I know many people, primarily conservatives, want to see the gold standard brought back, and I do agree that we need to have some type of commodity backing our money, but why just gold? Why not silver, platinum, and other commodities as well? There are a number of valuable metals, and other things that could back currency.
Normally when you're speaking to a reasonable person on the subject they will concede this, normally when I have discussed it with people I usually bring up the fact that gold actually has practical usage like for computer parts or just electronics in general like I said when it's a reasonable person they usually say that a metal that does not have any real practical use could be used in it's place and it's just the concept of managing the monetary supply which is the goal, others though simply don't really care and don't know what they are talking about but I'll admit the former tends to be more prevalent. I do however disagree with the gold standard in theory as well as even on here I've also even often defended the federal reserve even though I do understand it has many flaws but still believe our current monetary system along with the federal reserve is still more favorable to the gold standard as many advocates even admit it has flaws but they in turn like me believe that their system is the least flawed out of all others we've tried.
Gold has always been the standard because it doesn't deteriorate and other than jewelry, it is not consumed for other uses. Money is nothing more than a mutually agreed storage of previous economic activity. If your money is deteriorating (by natural or political processes) the value of stored economic activity is lost. Copper, oil and grain are used widely throughout the economy.
Fiat currency enables the banking system to socialize its losses onto taxpayers and consumers through inflation. The reason is because the fractional reserve system inevitably runs into crises from time to time. Instead of the banks failing, they will be bailed out by inflating the money supply (either directly by the Fed or by Congress increasing debt spending that will be financed by inflation). The upward pressure on prices created by expanding the money supply disproportionately harms poor people because it acts as a flat tax on all goods and services. It also harms the middle class by eroding the purchasing power of their savings. That forces both classes to have to go into more debt, which obviously benefits the banking system. Banks, as you probably know, are overwhelmingly represented by the disgustingly wealthy folks. The wealthy don't have to worry about the inflation because larger government spending typically benefits them the most - either through taxpayer funded subsidies, bailouts, Wall Street banks buying gov't debt to collecting interest on the bonds, and even social programs like SS which disproportionately benefits the wealthy. Also, they are in a far better position to invest their savings to protect themselves from inflation than the poor and middle class are. Get rid of fiat currency and back the dollar with gold, then inflation/government spending is greatly retrained so that it can't be abused to benefit the super wealthy as it has been over the past 4+ decades.

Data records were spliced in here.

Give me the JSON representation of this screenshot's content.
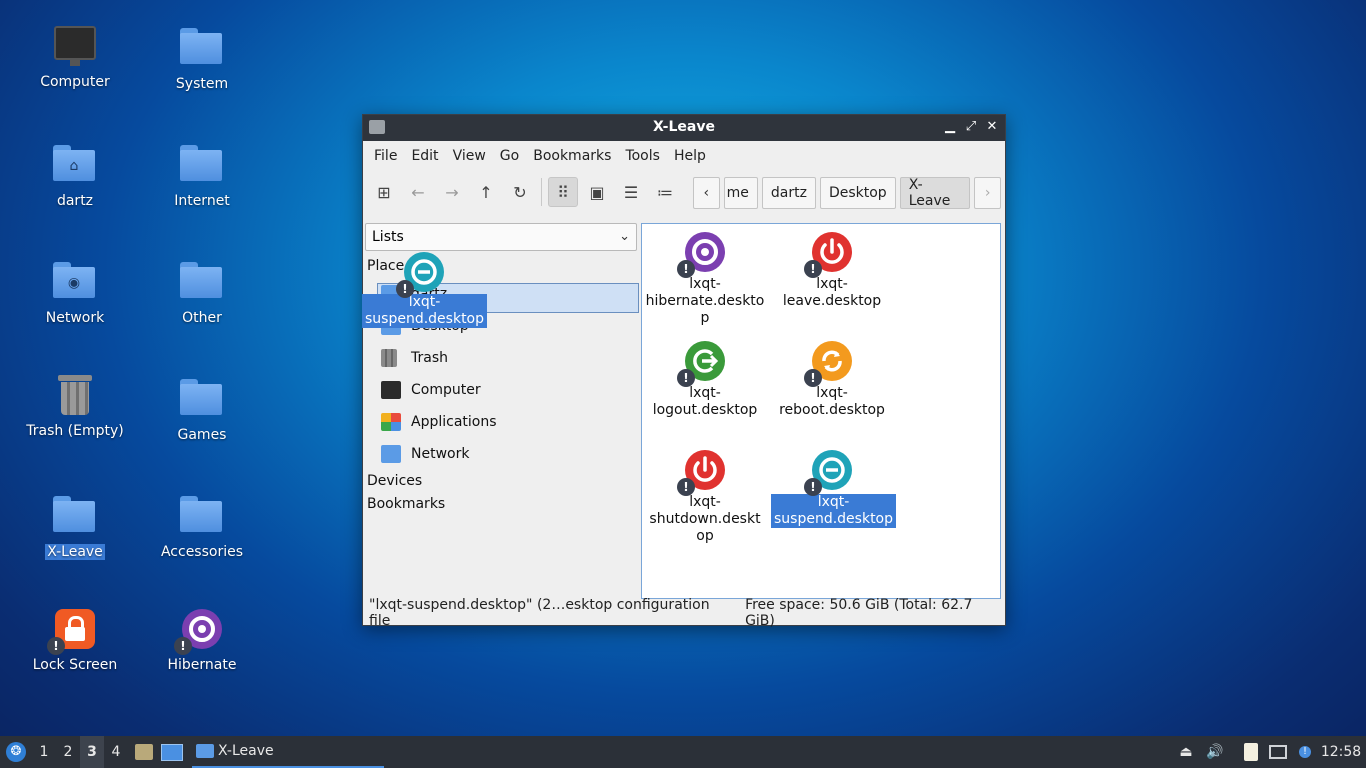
{
  "desktop": {
    "icons": [
      {
        "label": "Computer",
        "icon": "computer-icon"
      },
      {
        "label": "System",
        "icon": "folder-icon"
      },
      {
        "label": "dartz",
        "icon": "home-folder-icon"
      },
      {
        "label": "Internet",
        "icon": "folder-icon"
      },
      {
        "label": "Network",
        "icon": "network-folder-icon"
      },
      {
        "label": "Other",
        "icon": "folder-icon"
      },
      {
        "label": "Trash (Empty)",
        "icon": "trash-icon"
      },
      {
        "label": "Games",
        "icon": "folder-icon"
      },
      {
        "label": "X-Leave",
        "icon": "folder-icon"
      },
      {
        "label": "Accessories",
        "icon": "folder-icon"
      },
      {
        "label": "Lock Screen",
        "icon": "lock-icon"
      },
      {
        "label": "Hibernate",
        "icon": "hibernate-icon"
      }
    ]
  },
  "window": {
    "title": "X-Leave",
    "menu": [
      "File",
      "Edit",
      "View",
      "Go",
      "Bookmarks",
      "Tools",
      "Help"
    ],
    "breadcrumbs": [
      "me",
      "dartz",
      "Desktop",
      "X-Leave"
    ],
    "side_combo": "Lists",
    "places_label": "Place",
    "places": [
      {
        "label": "dartz"
      },
      {
        "label": "Desktop"
      },
      {
        "label": "Trash"
      },
      {
        "label": "Computer"
      },
      {
        "label": "Applications"
      },
      {
        "label": "Network"
      }
    ],
    "devices_label": "Devices",
    "bookmarks_label": "Bookmarks",
    "files": [
      {
        "line1": "lxqt-",
        "line2": "hibernate.deskto",
        "line3": "p",
        "color": "#7b3fb0"
      },
      {
        "line1": "lxqt-",
        "line2": "leave.desktop",
        "line3": "",
        "color": "#e0322f"
      },
      {
        "line1": "lxqt-",
        "line2": "logout.desktop",
        "line3": "",
        "color": "#3a9a3a"
      },
      {
        "line1": "lxqt-",
        "line2": "reboot.desktop",
        "line3": "",
        "color": "#f39a1e"
      },
      {
        "line1": "lxqt-",
        "line2": "shutdown.deskt",
        "line3": "op",
        "color": "#e0322f"
      },
      {
        "line1": "lxqt-",
        "line2": "suspend.desktop",
        "line3": "",
        "color": "#1fa3b8"
      }
    ],
    "status_left": "\"lxqt-suspend.desktop\" (2…esktop configuration file",
    "status_right": "Free space: 50.6 GiB (Total: 62.7 GiB)"
  },
  "drag_ghost": {
    "line1": "lxqt-",
    "line2": "suspend.desktop"
  },
  "taskbar": {
    "workspaces": [
      "1",
      "2",
      "3",
      "4"
    ],
    "task_label": "X-Leave",
    "clock": "12:58"
  }
}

That's a big reason why the wealth gap was so small back then, and it's no coincidence that it started increasing within the years after abolishing the gold standard.
None of that change under the gold standard unless you are out of gold. The money supply can grow just fine, inflation occurs, and you can bail out any bank you wish. Yes, under the gold standard there are limits to how much money you can have out, but that is actually its main weakness. It is not a strength. The money supply expands just fine under the gold standard. Our economy expanded (along with the money supply) at breakneck pace under the gold standard. It neither benefits the poor, nor harms the poor, any more than a properly managed fiat system.
False. Governments could not inflate the money supply at will like they can with paper. Disagree with your opinion. When there is no more gold to be brought into circulation, most of the time it takes labor to go get it somewhere in nature. It's more natural than firing up the printing press or punching numbers into a computer. That's why gold is always used as money in the absence of legal tender laws instead of paper. No it didn't. From 1934 through 1971, the average annual rate of expansion of real GDP per capita was about 3.5%. That's not "breakneck pace". For the record, that's more than double what it has been since we went to a fiat currency in 1971. Disagree for reasons already stated. Governments cannot inflate the supply of gold by pure will.
Everything you stated is exactly why the gold standard failed. There was no way to create inflation necessary for a stable economy. It was a nightmare. The Great Depression proved just how terrible the gold standard is and how tying yourself to a useless rock found in the ground is ridiculous in the 21st century. Developed economies will never go back to any commodity backed money system. It's not even logical. Only the craziest of libertarians actually believe it would work these days. Bitcoin, another failed example of non-centrally planning currency is a miserable unstable failure. People just have to understand why incredibly smart people came to the conclusion that central planning and organization creates the most stable economies and currencies. And we will get even more organized and our understanding of how central planning helps will get even greater. We are definitely not going to go backwards.